You've implemented a new feature, which involved refactoring some existing data formats or server handlers. Everything looks good, the tests all pass, and (if applicable) the latest clients (frontend and/or backend) all seem to work with the latest servers. Ship it?!
Not so fast.
If your changes involve formatting changes to data at rest, and/or interface changes to servers with clients running in other processes, you also have to worry about (and test) how your changes will interact with old data or code.
This document first talks about the issues (inertia), how to deal them when they come up (migrations), and then leads into a discussion of best practices (forward compatibility) to reduce the need for or difficulty of future migrations.
Not all code has inertia. For example, consider a one-off script that you run on your laptop. The code is self-contained, has no other processes relying on it, and can effectively be changed and rerun at any time.
At Prismatic, we run dozens of highly availabile services in the cloud, process and store millions of documents every day, and regularly ship client apps to customers' iOS and Android devices. Here are some hypothetical situations illustrating how inertia of code and data can manifest in practice in this more complex environment:
- We developed a new feature, which required a small change to the data returned by an handler in our API server. Compatibility was tested against the latest version of our iOS app, after which the change was deployed to production. Immediately, 5% of our users' iOS apps crashed, because they turned off auto-update and are still on version 1.0, which turned out to be incompatible with the modified API handler.
- We have many terabytes of documents in a data store, which we both write to and read from in production. A migration job is started to add a new field to each document, and the existing production code starts crashing when it sees documents with the new field. It seems like any step in the right direction (migrate the data, deploy code that expects the new field) will fail; at the same time, we also don't want to resort to scheduled downtime to do the migration.
Later, we describe concrete recipes for dealing with these and related problems without downtime.
Since code in a single process is deployed atomically, breaking changes localized to code running in a single process are typically safe. But when we change APIs that cross process boundaries (such as updating the interface for an API handler), we have to think about the transitional period where both old and new code is running at the same time.

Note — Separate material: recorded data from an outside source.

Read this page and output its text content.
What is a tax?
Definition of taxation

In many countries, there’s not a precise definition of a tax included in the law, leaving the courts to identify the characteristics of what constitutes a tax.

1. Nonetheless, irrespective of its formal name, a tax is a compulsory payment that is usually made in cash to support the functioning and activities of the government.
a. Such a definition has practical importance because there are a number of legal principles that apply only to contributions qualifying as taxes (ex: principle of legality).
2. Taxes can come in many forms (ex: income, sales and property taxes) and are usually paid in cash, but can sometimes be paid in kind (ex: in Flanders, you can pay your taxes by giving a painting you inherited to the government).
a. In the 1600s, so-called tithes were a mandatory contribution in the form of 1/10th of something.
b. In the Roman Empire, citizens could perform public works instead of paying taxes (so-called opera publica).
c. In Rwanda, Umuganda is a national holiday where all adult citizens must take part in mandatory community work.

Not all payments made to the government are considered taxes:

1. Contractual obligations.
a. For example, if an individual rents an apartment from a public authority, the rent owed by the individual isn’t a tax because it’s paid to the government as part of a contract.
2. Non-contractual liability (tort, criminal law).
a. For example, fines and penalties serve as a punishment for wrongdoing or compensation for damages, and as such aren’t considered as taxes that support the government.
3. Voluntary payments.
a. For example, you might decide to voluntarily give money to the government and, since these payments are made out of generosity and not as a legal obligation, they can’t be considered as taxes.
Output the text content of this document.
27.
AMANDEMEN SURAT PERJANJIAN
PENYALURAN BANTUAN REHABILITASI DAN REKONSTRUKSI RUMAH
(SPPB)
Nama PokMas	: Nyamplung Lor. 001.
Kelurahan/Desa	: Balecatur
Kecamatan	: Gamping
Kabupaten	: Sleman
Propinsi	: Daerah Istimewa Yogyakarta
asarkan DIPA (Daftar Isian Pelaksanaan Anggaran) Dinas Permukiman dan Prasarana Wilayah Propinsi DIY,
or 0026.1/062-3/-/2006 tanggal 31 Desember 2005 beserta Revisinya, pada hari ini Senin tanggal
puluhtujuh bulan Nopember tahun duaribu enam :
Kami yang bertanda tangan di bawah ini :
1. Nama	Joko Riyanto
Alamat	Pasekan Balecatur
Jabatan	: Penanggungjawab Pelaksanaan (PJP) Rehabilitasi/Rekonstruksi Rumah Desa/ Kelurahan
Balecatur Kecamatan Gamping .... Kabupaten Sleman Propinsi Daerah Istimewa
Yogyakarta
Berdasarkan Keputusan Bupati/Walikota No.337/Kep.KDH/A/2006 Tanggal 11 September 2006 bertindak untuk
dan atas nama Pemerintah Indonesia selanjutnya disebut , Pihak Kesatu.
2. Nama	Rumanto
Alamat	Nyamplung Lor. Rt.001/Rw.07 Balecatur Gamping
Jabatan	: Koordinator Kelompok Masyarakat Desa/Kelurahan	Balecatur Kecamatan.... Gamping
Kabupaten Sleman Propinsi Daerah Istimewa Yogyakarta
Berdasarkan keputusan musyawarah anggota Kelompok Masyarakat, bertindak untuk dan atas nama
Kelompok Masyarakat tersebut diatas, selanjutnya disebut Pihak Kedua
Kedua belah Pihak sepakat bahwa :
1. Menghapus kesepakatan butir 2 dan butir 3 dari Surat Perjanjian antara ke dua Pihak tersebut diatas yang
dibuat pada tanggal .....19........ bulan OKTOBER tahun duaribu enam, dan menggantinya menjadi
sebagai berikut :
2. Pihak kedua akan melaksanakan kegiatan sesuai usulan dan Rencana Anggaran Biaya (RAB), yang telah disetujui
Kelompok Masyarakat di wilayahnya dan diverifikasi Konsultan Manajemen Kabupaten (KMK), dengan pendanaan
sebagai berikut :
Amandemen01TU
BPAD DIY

In the worst case, some of the old code is not under our control. We have external clients for our APIs, which could range from a web app (possible to force-refresh) to an iOS app (possible to ship updates) to third-party API clients (not our code). In the latter two cases, we have no explicit control over when old code is replaced with new, and might have to support old API clients for months or years after we might wish they were dead and gone.
Moreover, even in the best case where all affected code is running under our control (e.g., on EC2), it's often impossible (or at least unwise) to update all affected processes simultaneously (as we'll discuss shortly). Thus, we typically still have to think about the interaction of old and new code even in this "best" case scenario.
Old data is in some ways better, and many ways worse, than old code. On the upside, at least the data is typically under our control; we can choose to rewrite it at any time. Downsides are:
- Sometimes the data is not actually under our control. For example, consider urls linked from emails we have sent, or (to a lesser extent) data stored on iOS clients we control.
- Data can be big; it might take hours or days to migrate a data store from an old format to a new format, and we probably want our application to continue working throughout the migration process.
- Data often must be consistent -- we often want all code (old and new) interacting with a given piece of data to reflect the latest value at a given point (including updates made while the migration is ongoing). For example, if a user adds a comment to a document after the document has been migrated to a new format with new keys, it's not acceptable for processes during or after the migration to fail to report the new comment.
- Data is dumb -- we can try to make our new code smart about interacting with old code, but there's often no parallel to this for our new data formats.
If we could simultaneously replace all our old code with new code, and (as applicable) upgrade all our old data to a new format, we'd be happy campers (and this document would be much shorter). Unfortunately, this is typically impossible, and even when it's possible it's often unwise.
- If we introduce incompatibilities with code or data that's not under our control (e.g., old iOS app versions), it's obviously impossible to ensure simultaneity.
- If we introduce incompatibilities of code with large datasets, it's probably impossible to update the code and migrate all the data simultaneously without downtime.
- Even if there is no data involved and all the code is under our control, we probably can't redeploy everything simultaneously without downtime (unless we're willing to bring up a new copy of the entire system and then move people over).
- Even if in principle we can update all the code (and data) simultaneously, if something goes wrong it may be very difficult to roll back a big bang release, especially when data format changes are involved.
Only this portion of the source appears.